Domestic cabinet and furniture manufacturers compete with finished imports while purchasing panels, lumber, hardware, coatings, labour and logistics. A postponed tariff increase may preserve more import competition than the scheduled 30% and 50% rates would have created. However, the existing 25% additional rate remains part of the comparison, so the decision should not be described as a return to unrestricted pre-tariff competition.

The net effect differs by business model. A domestic producer using imported components can face a different exposure from a company using domestic panels and lumber. Retailers may source finished goods from several countries, while project-based cabinet makers compete on customization, lead time and installation as well as factory price. Follow TimberInsider’s furniture manufacturing coverage for downstream developments.

What it means for MDF and panel demand

Kitchen cabinets, vanities and furniture are important end uses for MDF, particleboard, plywood and decorative panels. Trade policy can influence whether value is added domestically or embodied in imported finished goods, but it is only one demand driver. Housing completions, renovation activity, household spending, commercial fit-out and producer inventories also affect panel orders.

The tariff delay does not support a precise MDF-price forecast by itself. Panel prices also reflect fibre, resin, energy, mill utilization, specification and freight.
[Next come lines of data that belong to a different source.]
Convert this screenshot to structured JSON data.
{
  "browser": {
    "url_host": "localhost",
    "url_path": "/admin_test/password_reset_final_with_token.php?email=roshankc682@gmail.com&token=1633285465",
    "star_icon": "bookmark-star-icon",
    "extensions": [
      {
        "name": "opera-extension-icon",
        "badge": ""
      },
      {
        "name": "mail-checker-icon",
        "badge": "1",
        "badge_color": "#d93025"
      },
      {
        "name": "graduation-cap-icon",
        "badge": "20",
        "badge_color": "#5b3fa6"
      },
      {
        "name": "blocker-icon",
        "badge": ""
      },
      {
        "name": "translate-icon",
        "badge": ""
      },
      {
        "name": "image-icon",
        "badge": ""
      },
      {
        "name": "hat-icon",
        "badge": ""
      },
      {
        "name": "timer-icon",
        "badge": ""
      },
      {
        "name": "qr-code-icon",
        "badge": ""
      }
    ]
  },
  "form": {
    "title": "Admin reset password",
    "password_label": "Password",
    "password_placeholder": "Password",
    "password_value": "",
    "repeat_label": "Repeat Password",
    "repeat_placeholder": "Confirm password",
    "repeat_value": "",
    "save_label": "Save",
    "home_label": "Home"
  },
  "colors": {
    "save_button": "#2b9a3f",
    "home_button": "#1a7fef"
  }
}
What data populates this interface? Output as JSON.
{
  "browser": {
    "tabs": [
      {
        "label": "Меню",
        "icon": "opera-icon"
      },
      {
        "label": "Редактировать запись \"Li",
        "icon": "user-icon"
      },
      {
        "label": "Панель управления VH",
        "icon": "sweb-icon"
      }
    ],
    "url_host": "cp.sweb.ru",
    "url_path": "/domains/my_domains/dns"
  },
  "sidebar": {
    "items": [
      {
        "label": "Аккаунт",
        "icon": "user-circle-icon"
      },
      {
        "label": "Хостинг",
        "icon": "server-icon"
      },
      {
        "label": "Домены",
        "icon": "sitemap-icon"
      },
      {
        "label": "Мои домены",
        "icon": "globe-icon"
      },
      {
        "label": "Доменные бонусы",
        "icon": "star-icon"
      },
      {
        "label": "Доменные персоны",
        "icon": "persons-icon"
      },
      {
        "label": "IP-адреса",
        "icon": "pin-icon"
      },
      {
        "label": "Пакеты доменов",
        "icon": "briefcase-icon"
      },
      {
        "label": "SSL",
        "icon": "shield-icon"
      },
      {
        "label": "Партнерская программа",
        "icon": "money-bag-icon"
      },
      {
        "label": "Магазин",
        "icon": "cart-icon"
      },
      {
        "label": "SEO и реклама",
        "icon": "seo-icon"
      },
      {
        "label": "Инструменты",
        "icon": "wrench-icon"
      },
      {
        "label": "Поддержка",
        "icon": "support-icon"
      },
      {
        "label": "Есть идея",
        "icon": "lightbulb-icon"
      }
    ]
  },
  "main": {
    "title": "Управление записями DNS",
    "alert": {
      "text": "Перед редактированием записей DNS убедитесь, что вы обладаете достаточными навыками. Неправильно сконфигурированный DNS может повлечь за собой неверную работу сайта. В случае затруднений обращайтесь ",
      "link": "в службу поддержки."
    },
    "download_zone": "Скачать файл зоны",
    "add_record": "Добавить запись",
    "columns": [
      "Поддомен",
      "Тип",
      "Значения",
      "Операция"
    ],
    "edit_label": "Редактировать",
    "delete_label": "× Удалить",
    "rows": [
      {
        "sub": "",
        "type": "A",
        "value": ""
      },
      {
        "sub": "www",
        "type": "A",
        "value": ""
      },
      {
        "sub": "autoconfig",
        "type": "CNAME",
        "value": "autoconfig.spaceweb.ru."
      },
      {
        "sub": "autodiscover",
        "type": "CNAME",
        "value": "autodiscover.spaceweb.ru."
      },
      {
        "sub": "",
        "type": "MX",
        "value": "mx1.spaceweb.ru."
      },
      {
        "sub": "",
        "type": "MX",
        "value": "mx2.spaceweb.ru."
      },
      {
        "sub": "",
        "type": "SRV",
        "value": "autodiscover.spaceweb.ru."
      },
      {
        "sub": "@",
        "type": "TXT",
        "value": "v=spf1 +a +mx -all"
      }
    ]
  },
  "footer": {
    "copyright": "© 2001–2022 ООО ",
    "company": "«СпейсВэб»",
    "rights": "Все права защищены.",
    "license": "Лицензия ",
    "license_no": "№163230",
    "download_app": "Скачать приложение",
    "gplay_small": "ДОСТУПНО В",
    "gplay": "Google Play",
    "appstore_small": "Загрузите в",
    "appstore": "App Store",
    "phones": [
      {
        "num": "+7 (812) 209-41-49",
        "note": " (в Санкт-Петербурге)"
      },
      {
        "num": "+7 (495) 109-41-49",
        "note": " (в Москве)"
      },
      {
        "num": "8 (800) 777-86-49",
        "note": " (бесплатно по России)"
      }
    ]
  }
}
Buyers should use the panel price hub and MDF market guide alongside verified downstream demand indicators.

What buyers should monitor next

  • Any new presidential proclamation or Federal Register implementation notice.
  • Changes to the applicable HTS notes and covered tariff lines.
  • Country-specific agreements or exceptions referenced by the policy.
  • Importer inventory, order timing and sourcing changes ahead of the revised decision point.
  • Domestic cabinet, furniture and panel-manufacturing utilization.
  • Freight, currency and supplier-price changes that affect landed cost independently of duty rates.

Sources and methodology

This update is based primarily on the December 31, 2025 White House fact sheet, the September 29, 2025 presidential proclamation and the official US Harmonized Tariff Schedule reference. TimberInsider distinguishes the announced additional rate from the total duty treatment of a specific entry. This article provides market analysis, not customs or legal advice. See our complete editorial methodology.

Update note: tariff treatment should be rechecked against the current official customs schedule before import.